The Philosopher’s Stone

On first consideration, lead and gold seem remote from each other. Lead is the grey stuff of common applications ― plumbing and plumb-bobs, coffins and funereal lettering ― malleable and toxic, protective density its major virtue. Gold is the substance of universal value, the epitome of beauty in many languages, the glory of women and their wealth. The gulf between the two materials is immense. Yet they have persistently coupled. Before modern science sketched other poetries, alchemy was central to the study of natural elements. Since then, the alchemical doctrine that lead may be transformed into gold through the agency of the Philosopher’s Stone had proved almost as stable as its two principles ― at least in popular imagination ― because the desire sustaining it has not yet been banished from the human heart. Riches beyond expectation, magical wealth unearned by the gruelling exigencies of daily life: these promise to fulfill the dearest wishes of women and men today as certainly as they did centuries ago. (Australia’s national obsession with gambling is a contemporary proof.)

Straightforward hopes of material wealth are only the most literal promise of the Philosopher’s Stone. The principle of transmutation suggests other possibilities: that a tawdry currency may be converted into something precious through the agency of hope, and that knowledge is the key to a better vision of life. Between the two notoriously ponderous substances ― worth her weight in gold, as heavy as lead, another agency intervenes, as insubstantial and elusive as they are both solid, but remarkably strong nevertheless.
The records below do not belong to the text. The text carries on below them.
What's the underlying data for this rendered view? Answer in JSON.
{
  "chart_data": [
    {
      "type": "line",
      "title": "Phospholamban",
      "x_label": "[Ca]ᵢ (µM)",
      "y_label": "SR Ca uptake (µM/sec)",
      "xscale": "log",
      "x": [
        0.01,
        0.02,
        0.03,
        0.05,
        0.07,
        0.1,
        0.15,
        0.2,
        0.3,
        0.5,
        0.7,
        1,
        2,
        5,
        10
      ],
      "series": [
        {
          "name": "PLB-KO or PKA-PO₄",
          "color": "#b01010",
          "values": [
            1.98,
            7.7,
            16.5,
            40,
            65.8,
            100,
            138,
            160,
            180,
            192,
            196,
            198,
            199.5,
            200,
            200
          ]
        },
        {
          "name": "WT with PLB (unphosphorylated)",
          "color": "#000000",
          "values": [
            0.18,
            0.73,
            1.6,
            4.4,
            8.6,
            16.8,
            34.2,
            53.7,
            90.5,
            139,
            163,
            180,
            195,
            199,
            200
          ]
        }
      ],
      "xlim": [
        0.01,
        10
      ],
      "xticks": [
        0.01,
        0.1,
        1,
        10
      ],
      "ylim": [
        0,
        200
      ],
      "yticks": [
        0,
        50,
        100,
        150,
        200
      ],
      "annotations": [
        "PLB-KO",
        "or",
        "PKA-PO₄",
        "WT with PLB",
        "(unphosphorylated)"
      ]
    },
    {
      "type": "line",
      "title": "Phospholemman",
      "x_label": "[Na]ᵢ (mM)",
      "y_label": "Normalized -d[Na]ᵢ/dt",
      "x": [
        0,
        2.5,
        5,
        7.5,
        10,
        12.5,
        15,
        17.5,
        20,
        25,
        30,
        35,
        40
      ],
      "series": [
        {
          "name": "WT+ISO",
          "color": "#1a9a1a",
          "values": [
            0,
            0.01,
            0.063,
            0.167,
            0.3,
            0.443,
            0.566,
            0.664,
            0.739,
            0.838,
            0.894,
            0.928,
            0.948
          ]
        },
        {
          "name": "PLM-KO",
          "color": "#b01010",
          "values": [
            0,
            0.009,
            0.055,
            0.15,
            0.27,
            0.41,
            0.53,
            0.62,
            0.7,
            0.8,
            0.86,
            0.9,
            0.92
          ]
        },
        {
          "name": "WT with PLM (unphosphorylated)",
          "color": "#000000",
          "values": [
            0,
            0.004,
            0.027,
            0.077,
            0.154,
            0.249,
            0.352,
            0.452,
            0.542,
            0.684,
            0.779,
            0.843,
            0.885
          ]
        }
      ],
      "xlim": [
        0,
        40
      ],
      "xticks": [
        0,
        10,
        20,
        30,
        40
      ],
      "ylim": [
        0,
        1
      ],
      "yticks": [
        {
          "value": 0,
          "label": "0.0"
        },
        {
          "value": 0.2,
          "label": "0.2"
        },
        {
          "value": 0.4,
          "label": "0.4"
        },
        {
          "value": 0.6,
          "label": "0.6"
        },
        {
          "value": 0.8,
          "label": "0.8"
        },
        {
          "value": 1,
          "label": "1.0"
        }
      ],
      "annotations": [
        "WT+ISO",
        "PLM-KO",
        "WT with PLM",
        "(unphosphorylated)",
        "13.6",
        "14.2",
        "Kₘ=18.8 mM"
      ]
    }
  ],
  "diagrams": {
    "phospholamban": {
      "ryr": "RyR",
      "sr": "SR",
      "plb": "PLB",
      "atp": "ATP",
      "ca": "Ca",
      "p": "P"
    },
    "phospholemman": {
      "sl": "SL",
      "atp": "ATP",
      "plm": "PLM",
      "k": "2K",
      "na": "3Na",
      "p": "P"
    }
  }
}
Imagination finds beauty, no, invents it ― and thus the artist’s work makes many kinds of value, rich complexities where previously there was nothing. (Actually, this is a silk purse out of a sow’s ear.) Perhaps alchemical formulae could turn lead into gold. But Margaret West’s materials are truly transformed. Thus all the caskets are golden, but in another sense altogether; the skin of one life is transmogrified into the glorious raiment of another; and Icarus’ golden feathers take flight once again.

A Poetry of Opposites

In a world where lead changes into gold, where that which is heavy takes flight, where opacity stands for transparency and shadows are solid, a principle of paradoxical opposition emerges, a double negative of sorts. I need to speak now of those apparently contradictory voices invoked by Margaret West’s work, of a way of working through contradictions to a rich, unpredictable polyphony. There are numerous instances: the components of Australian Arm Jewel are clearly visible yet also perfectly inaccessible in their frame. Australian Arm Jewel is lovely but its blade is potentially lethal. Lead, first used for the bibs begun in 1982, offers protection but at the same time is highly toxic. In Equation of Obsolescence scented rose petals encounter tiny voluptuous figurines, inviting the idea that death and life may be equivalent ― or at least equally unavoidable, if not entirely understood.
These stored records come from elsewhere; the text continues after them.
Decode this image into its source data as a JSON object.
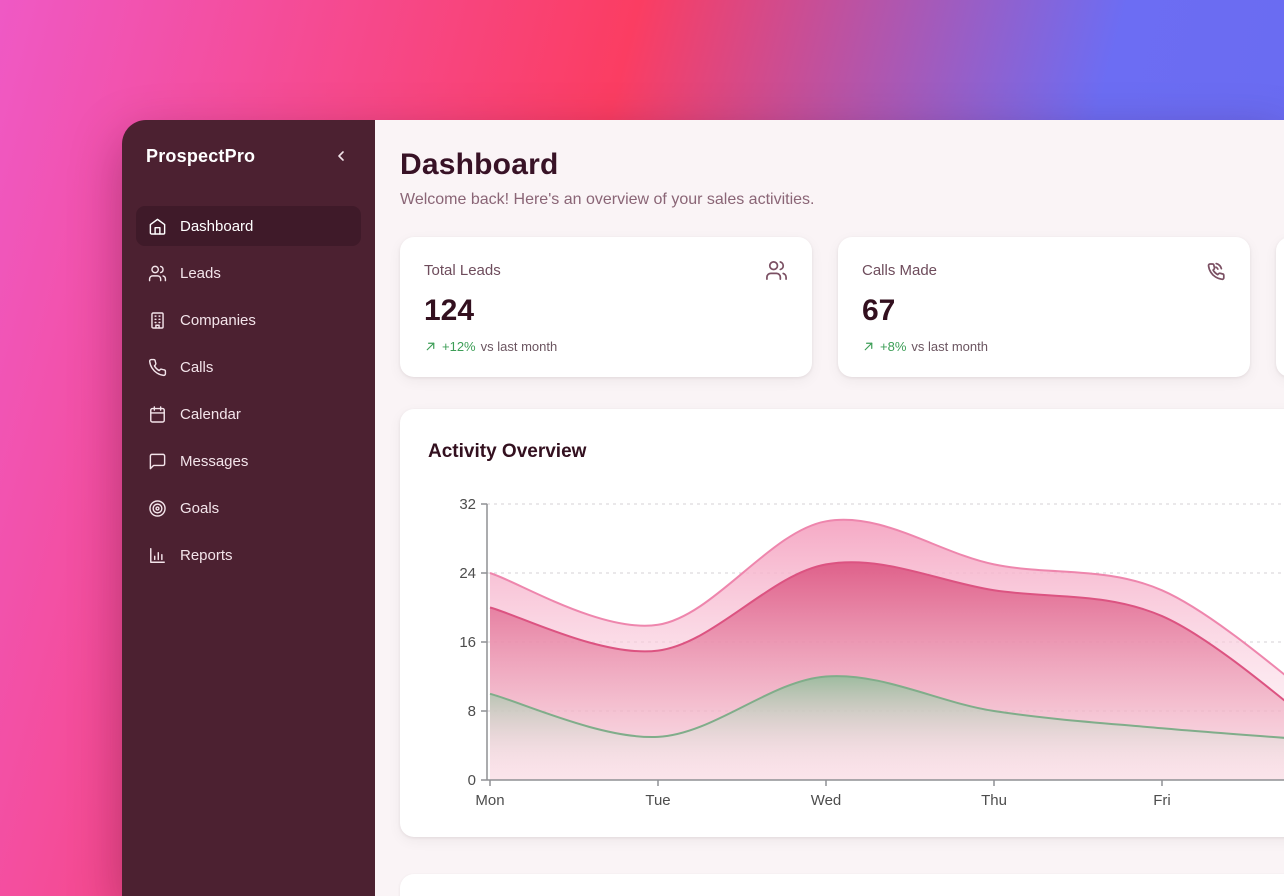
{
  "window": {
    "brand": "ProspectPro"
  },
  "sidebar": {
    "items": [
      {
        "label": "Dashboard",
        "icon": "home-icon",
        "active": true
      },
      {
        "label": "Leads",
        "icon": "users-icon",
        "active": false
      },
      {
        "label": "Companies",
        "icon": "building-icon",
        "active": false
      },
      {
        "label": "Calls",
        "icon": "phone-icon",
        "active": false
      },
      {
        "label": "Calendar",
        "icon": "calendar-icon",
        "active": false
      },
      {
        "label": "Messages",
        "icon": "message-icon",
        "active": false
      },
      {
        "label": "Goals",
        "icon": "target-icon",
        "active": false
      },
      {
        "label": "Reports",
        "icon": "bar-chart-icon",
        "active": false
      }
    ]
  },
  "header": {
    "title": "Dashboard",
    "subtitle": "Welcome back! Here's an overview of your sales activities."
  },
  "stat_cards": [
    {
      "label": "Total Leads",
      "value": "124",
      "change": "+12%",
      "change_note": "vs last month",
      "icon": "users-icon"
    },
    {
      "label": "Calls Made",
      "value": "67",
      "change": "+8%",
      "change_note": "vs last month",
      "icon": "phone-call-icon"
    }
  ],
  "chart_data": {
    "type": "area",
    "title": "Activity Overview",
    "categories": [
      "Mon",
      "Tue",
      "Wed",
      "Thu",
      "Fri"
    ],
    "series": [
      {
        "name": "pink-outer-band",
        "values": [
          24,
          18,
          30,
          25,
          22
        ],
        "offscreen_next_value": 8,
        "line_color": "#ee86ad",
        "fill_top": "#f5a5c2",
        "fill_bottom": "#fdf0f5",
        "fill_top_opacity": 0.95,
        "fill_bottom_opacity": 0.3
      },
      {
        "name": "rose-middle-band",
        "values": [
          20,
          15,
          25,
          22,
          19
        ],
        "offscreen_next_value": 5,
        "line_color": "#dc5381",
        "fill_top": "#dd5a85",
        "fill_bottom": "#f6c3d1",
        "fill_top_opacity": 0.93,
        "fill_bottom_opacity": 0.4
      },
      {
        "name": "green-bottom-band",
        "values": [
          10,
          5,
          12,
          8,
          6
        ],
        "offscreen_next_value": 4.5,
        "line_color": "#80ad8a",
        "fill_top": "#94bd9b",
        "fill_bottom": "#ffffff",
        "fill_top_opacity": 0.9,
        "fill_bottom_opacity": 0
      }
    ],
    "ylim": [
      0,
      32
    ],
    "yticks": [
      0,
      8,
      16,
      24,
      32
    ],
    "xlabel": "",
    "ylabel": "",
    "grid": "horizontal-dashed",
    "legend": "none"
  },
  "colors": {
    "bg_gradient_left": "#ef59c5",
    "bg_gradient_mid": "#fb3d62",
    "bg_gradient_right": "#6c6df3",
    "sidebar_bg": "#4c2131",
    "sidebar_active_bg": "#3f1a29",
    "content_bg": "#faf4f6",
    "card_bg": "#ffffff",
    "heading_text": "#381226",
    "muted_text": "#8a6576",
    "positive_green": "#3d9e57",
    "card_icon": "#7b5063",
    "axis_gray": "#8f9094",
    "gridline_gray": "#d6d2d4"
  }
}
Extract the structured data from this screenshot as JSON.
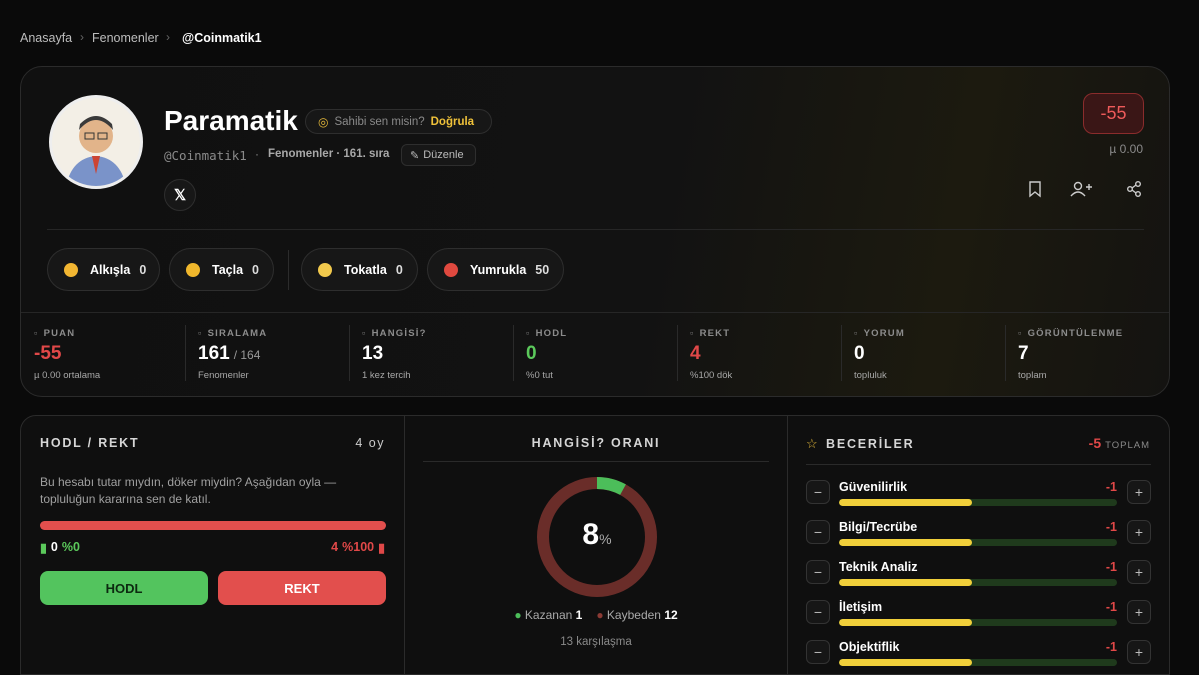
{
  "breadcrumb": [
    "Anasayfa",
    "Fenomenler",
    "@Coinmatik1"
  ],
  "profile": {
    "name": "Paramatik",
    "claim_question": "Sahibi sen misin?",
    "claim_action": "Doğrula",
    "handle": "@Coinmatik1",
    "meta": "Fenomenler · 161. sıra",
    "edit": "Düzenle",
    "score": -55,
    "mu": "µ 0.00"
  },
  "reactions": [
    {
      "label": "Alkışla",
      "count": 0
    },
    {
      "label": "Taçla",
      "count": 0
    },
    {
      "label": "Tokatla",
      "count": 0
    },
    {
      "label": "Yumrukla",
      "count": 50
    }
  ],
  "stats": [
    {
      "label": "PUAN",
      "value": -55,
      "sub": "µ 0.00 ortalama"
    },
    {
      "label": "SIRALAMA",
      "value": 161,
      "extra": "/ 164",
      "sub": "Fenomenler"
    },
    {
      "label": "HANGİSİ?",
      "value": 13,
      "sub": "1 kez tercih"
    },
    {
      "label": "HODL",
      "value": 0,
      "sub": "%0 tut"
    },
    {
      "label": "REKT",
      "value": 4,
      "sub": "%100 dök"
    },
    {
      "label": "YORUM",
      "value": 0,
      "sub": "topluluk"
    },
    {
      "label": "GÖRÜNTÜLENME",
      "value": 7,
      "sub": "toplam"
    }
  ],
  "hodl_rekt": {
    "title": "HODL / REKT",
    "votes": "4 oy",
    "description": "Bu hesabı tutar mıydın, döker miydin? Aşağıdan oyla — topluluğun kararına sen de katıl.",
    "hodl_count": 0,
    "hodl_pct": "%0",
    "rekt_count": 4,
    "rekt_pct": "%100",
    "hodl_button": "HODL",
    "rekt_button": "REKT"
  },
  "hangisi": {
    "title": "HANGİSİ? ORANI",
    "percent": 8,
    "percent_sign": "%",
    "winner_label": "Kazanan",
    "winner": 1,
    "loser_label": "Kaybeden",
    "loser": 12,
    "total": "13 karşılaşma"
  },
  "skills": {
    "title": "BECERİLER",
    "total": -5,
    "total_label": "TOPLAM",
    "items": [
      {
        "name": "Güvenilirlik",
        "score": -1
      },
      {
        "name": "Bilgi/Tecrübe",
        "score": -1
      },
      {
        "name": "Teknik Analiz",
        "score": -1
      },
      {
        "name": "İletişim",
        "score": -1
      },
      {
        "name": "Objektiflik",
        "score": -1
      }
    ]
  }
}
What is the resolution of this incantatory strategy? In every case neither potentiality is denied ― both successfully insist on recognition. Unlike the polarising dichotomies of Western thinking, these oppositions are not disabling. On the contrary, other possibilities emerge. One may gaze at the closed casket and wonder at its secrets, like Pandora, or dare to inspect its contents, but the fullest sense of the work is in the moment of taking off the lid, not in the stasis before or after. Consider this notion: that from intervals between oscillating ambiguities in works by Margaret West one may conjure unsuspected possibilities. Spaces between moments, cracks between objects and images: in these hidden spaces lie secrets as in Interstices: O.E.D. 1. An intervening space (usu. empty); esp. a relatively small or narrow space between things or parts of the body; a narrow opening, chink or crevice. 2. An intervening space of time; an interval between actions.
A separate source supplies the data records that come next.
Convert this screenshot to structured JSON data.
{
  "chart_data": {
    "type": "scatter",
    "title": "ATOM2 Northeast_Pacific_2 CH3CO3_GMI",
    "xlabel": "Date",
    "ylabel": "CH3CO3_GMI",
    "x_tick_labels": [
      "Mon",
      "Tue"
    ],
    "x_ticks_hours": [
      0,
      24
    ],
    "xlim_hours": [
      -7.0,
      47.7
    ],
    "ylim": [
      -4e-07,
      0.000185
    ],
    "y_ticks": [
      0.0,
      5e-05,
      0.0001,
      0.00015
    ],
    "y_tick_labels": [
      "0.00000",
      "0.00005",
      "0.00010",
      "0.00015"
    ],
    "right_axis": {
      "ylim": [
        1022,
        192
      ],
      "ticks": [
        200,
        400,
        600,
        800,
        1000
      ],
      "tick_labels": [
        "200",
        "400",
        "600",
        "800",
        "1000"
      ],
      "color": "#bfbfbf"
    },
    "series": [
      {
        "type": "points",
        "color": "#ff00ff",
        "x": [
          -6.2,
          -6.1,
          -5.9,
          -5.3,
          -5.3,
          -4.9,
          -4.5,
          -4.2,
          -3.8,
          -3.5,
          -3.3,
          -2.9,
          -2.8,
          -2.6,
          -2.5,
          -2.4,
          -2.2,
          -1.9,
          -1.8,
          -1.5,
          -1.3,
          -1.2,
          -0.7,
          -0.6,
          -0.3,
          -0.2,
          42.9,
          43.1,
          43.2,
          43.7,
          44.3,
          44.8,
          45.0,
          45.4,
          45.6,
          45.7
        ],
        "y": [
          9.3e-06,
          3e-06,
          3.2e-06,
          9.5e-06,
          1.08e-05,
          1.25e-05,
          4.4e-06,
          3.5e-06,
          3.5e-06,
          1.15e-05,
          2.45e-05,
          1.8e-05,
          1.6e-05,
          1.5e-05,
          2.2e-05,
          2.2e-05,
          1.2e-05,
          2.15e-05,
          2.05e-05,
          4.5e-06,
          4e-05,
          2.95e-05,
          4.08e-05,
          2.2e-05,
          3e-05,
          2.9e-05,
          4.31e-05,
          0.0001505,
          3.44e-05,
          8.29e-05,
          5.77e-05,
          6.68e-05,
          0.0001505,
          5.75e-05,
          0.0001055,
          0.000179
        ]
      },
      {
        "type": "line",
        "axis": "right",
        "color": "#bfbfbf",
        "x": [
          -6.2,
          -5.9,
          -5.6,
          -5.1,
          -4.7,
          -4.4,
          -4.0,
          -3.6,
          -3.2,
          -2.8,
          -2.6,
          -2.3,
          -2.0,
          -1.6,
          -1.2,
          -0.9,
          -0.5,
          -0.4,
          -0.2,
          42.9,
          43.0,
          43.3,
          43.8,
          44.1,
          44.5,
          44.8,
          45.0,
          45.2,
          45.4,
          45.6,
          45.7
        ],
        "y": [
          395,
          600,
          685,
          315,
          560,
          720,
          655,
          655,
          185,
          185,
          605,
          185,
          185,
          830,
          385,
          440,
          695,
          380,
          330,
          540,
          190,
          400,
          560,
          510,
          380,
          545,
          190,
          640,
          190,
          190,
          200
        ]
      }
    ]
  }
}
Recent theories of interpretation emphasise the jostling world of texts and images as a shared space, one in which each utterance lives with many others in a subtle and constantly changing social environment. Each image in its particularity will be recognised, but which, with grave courtesy, allows the particularity of others. This idea of inter-textual space, across which books and ideas and images resonate and speak to each other, is recalled by the persistent recognition in Margaret West’s work that while one may not completely understand one’s perceptions or desires, they demand a hearing, nevertheless.

Julie Ewington
1992

From her catalogue essay Three Speculations prompted by the work of Margaret West, accompanying the exhibition INTERSTICES: Works by Margaret West from 1981-1992, curated by Julie Ewington, Canberra School of Art Gallery, ANU, 1992; Artspace, Sydney, NSW; Jam Factory Adelaide, SA, 1993; Art Gallery of Western Australia, WA,1994.